As a moderately-cautious risk investor, your financial strategy is that you are willing to accept some moderate losses in capital, on occasion, but maintain a balanced approach by evening it out with conservative and low-risk assets. If this sounds like you, we have a few insights for you to consider.
How to create an investment plan
A well-thought-out investment plan is an important tool to help you reach your financial goals, such as buying your first home or getting ready for retirement. It can also help prepare you for the ups and downs of the market and benefit from opportunities as they present themselves.
Set realistic goals
Consider how much money you’ll need to fulfil specific goals and make a plan to work towards them. If you have multiple goals, divide them into the short and long term to help you choose the right investment products to meet your goals.
Do the math
Calculate exactly how much you need to set aside each month to achieve your goal within a set time frame. Assess if that’s a realistic amount for you to set aside each month. If not, you may need to modify your goals.
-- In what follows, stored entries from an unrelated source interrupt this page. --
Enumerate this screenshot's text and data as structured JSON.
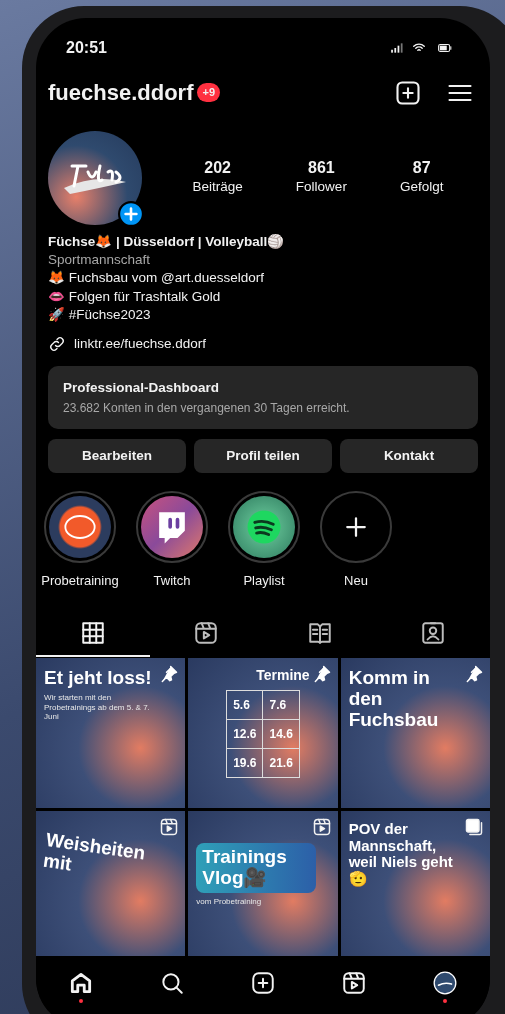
{
  "status_bar": {
    "time": "20:51"
  },
  "header": {
    "username": "fuechse.ddorf",
    "badge": "+9"
  },
  "profile": {
    "stats": [
      {
        "value": "202",
        "label": "Beiträge"
      },
      {
        "value": "861",
        "label": "Follower"
      },
      {
        "value": "87",
        "label": "Gefolgt"
      }
    ],
    "name": "Füchse🦊 | Düsseldorf | Volleyball🏐",
    "category": "Sportmannschaft",
    "bio_lines": [
      "🦊 Fuchsbau vom @art.duesseldorf",
      "👄 Folgen für Trashtalk Gold",
      "🚀 #Füchse2023"
    ],
    "link": "linktr.ee/fuechse.ddorf"
  },
  "dashboard": {
    "title": "Professional-Dashboard",
    "subtitle": "23.682 Konten in den vergangenen 30 Tagen erreicht."
  },
  "buttons": [
    "Bearbeiten",
    "Profil teilen",
    "Kontakt"
  ],
  "highlights": [
    {
      "label": "Probetraining",
      "kind": "fuchse"
    },
    {
      "label": "Twitch",
      "kind": "twitch"
    },
    {
      "label": "Playlist",
      "kind": "spotify"
    },
    {
      "label": "Neu",
      "kind": "new"
    }
  ],
  "tabs": [
    {
      "kind": "grid",
      "selected": true
    },
    {
      "kind": "reels",
      "selected": false
    },
    {
      "kind": "guides",
      "selected": false
    },
    {
      "kind": "tagged",
      "selected": false
    }
  ],
  "posts": [
    {
      "kind": "pinned",
      "headline": "Et jeht loss!",
      "text": "Wir starten mit den Probetrainings ab dem 5. & 7. Juni"
    },
    {
      "kind": "pinned",
      "headline": "Termine",
      "dates": [
        "5.6",
        "7.6",
        "12.6",
        "14.6",
        "19.6",
        "21.6"
      ]
    },
    {
      "kind": "pinned",
      "headline": "Komm in den Fuchsbau"
    },
    {
      "kind": "reel",
      "headline": "Weisheiten mit"
    },
    {
      "kind": "reel",
      "headline": "Trainings Vlog🎥",
      "text": "vom Probetraining"
    },
    {
      "kind": "carousel",
      "headline": "POV der Mannschaft, weil Niels geht🫡"
    }
  ],
  "bottom_nav": [
    {
      "kind": "home",
      "selected": true,
      "dot": true
    },
    {
      "kind": "search",
      "selected": false,
      "dot": false
    },
    {
      "kind": "create",
      "selected": false,
      "dot": false
    },
    {
      "kind": "reels",
      "selected": false,
      "dot": false
    },
    {
      "kind": "profile",
      "selected": false,
      "dot": true
    }
  ]
}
Identify your investment strategy
You will need to determine your risk tolerance and the investment lock-in period. You could choose a more aggressive investment for long-term goals or a more conservative investment for short-term goals. Or you might want to opt for a more balanced approach.
Review your plan frequently
Your investment strategy, risk tolerance, and goals may change as your circumstances change. It is a good idea to review your investment plan at least once a year to make sure you are on track.
Lack of a clear goal
Failing to diversify
Risk is unavoidable when it comes to investments, but it can be managed through diversification of your portfolio. Spreading your money across different asset classes, including cash, shares, and bonds, as well as across different sectors and regions, can help to minimise your losses when one type of investment underperforms. As a rule of thumb, do not allocate more than 5% to 10% to any one investment.
Excessive focus on short-term performance
The market can be unpredictable, with prices moving up and down from one day to the next. Investing for the long term gives your money the chance to recover from stock market downturns and grow in value over time.
Letting emotions take over
Emotions and investment don’t mix. You should not let fear or greed control your decisions. When markets fall, fear and panic set in and you might be drawn to sell or when they skyrocket, you might be tempted to put too much capital into one investment. Instead, you should shift your focus to the bigger picture and ride out the volatility for gains in the long run.
Over-monitoring your investments
The habit of looking at your portfolio a little too frequently may result in you becoming addicted and emotionally attached to market movements. You should allow some time for your investments to grow and then reap the benefits.
*Disclaimer: All the information / options provided by FAB are for the purposes of the customers’ informed decision making and will not be deemed as a specific advice or recommendation.